37,000 Human-Planned Robotic Grasps with Six Degrees of Freedom

2020 
Much recent work in grasp planning has focused on data-driven approaches, using deep learning to map from images to gripper configurations. However, this approach typically fails about once per ten attempts, limiting its practicality. We sought to better understand the degree to which such failures can be attributed to hardware versus control. To this end, we developed a naturalistic grasp demonstration system in which a gripper was fitted with a handle and moved by a human operator, while its trajectory was recorded with a motion tracker. The gripper's fingers were controlled with a joystick.

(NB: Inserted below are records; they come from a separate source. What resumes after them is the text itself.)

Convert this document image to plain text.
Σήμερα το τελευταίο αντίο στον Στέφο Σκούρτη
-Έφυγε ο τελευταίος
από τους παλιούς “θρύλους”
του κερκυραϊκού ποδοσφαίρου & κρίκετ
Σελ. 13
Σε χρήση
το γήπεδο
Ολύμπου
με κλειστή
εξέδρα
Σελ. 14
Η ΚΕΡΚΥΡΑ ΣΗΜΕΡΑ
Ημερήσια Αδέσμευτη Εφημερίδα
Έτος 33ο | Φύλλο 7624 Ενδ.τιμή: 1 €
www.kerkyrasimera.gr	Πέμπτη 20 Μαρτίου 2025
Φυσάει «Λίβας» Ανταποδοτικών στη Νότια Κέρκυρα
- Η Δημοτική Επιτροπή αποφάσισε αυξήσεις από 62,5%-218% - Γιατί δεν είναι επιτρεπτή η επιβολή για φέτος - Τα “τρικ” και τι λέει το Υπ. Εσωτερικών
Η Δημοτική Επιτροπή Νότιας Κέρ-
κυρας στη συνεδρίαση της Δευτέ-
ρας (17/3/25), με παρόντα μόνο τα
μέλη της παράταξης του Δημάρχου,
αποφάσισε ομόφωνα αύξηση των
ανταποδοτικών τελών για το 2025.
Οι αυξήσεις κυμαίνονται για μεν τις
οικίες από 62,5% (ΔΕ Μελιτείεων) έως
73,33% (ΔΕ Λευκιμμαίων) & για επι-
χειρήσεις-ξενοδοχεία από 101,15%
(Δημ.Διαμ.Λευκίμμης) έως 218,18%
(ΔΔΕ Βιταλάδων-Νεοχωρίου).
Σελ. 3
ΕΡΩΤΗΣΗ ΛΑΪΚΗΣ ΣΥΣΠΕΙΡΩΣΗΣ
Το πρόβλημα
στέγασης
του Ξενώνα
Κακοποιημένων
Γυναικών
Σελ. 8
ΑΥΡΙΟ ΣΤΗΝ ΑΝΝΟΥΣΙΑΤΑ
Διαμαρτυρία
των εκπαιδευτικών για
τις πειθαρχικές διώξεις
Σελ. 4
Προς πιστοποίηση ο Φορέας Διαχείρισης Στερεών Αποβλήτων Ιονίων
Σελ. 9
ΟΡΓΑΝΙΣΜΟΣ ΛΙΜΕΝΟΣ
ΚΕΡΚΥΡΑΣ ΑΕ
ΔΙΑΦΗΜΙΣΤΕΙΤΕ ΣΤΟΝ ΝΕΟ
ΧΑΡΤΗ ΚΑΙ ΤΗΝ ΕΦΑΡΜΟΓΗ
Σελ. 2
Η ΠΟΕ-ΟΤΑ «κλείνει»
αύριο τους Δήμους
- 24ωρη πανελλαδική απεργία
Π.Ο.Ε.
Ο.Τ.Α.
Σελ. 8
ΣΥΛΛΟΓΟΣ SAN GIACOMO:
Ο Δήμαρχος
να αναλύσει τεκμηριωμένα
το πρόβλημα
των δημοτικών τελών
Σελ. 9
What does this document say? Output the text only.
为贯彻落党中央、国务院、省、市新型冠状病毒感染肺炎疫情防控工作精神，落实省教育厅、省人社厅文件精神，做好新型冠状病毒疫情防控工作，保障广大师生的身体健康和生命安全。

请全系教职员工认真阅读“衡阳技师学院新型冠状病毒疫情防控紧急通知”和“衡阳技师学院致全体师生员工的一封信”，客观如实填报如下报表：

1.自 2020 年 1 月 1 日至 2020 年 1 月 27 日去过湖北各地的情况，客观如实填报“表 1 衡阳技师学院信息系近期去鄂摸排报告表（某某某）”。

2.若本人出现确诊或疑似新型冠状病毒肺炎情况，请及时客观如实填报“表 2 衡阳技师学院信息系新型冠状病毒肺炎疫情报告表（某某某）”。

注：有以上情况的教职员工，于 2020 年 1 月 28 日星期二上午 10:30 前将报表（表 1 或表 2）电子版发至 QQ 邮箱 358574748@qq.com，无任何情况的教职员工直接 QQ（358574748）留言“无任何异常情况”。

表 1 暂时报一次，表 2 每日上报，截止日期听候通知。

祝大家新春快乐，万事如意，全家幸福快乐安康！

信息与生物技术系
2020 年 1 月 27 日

We recorded roughly 37 K grasp demonstrations with this system. These grasps were almost always successful. In contrast with planar grasp planners that perform only top-down grasps by design, many of the human-planned grasps used a horizontal approach rather than a top-down approach. We analysed robustness of a subset of these human-planned grasps, and found that many were robust to gripper rotations of about $\pi /8$ radians and translations of 3 cm (depending on the object). Consistent with past work, human operators tended to align the gripper aperture with objects’ principal axes. We also tested robustness of grasps in which the gripper aperture was aligned exactly with the principal axes, and found that these heuristic grasps were even more robust than human-planned grasps. This suggests that humans used a partly symbolic grasp planning strategy, with somewhat imprecise control.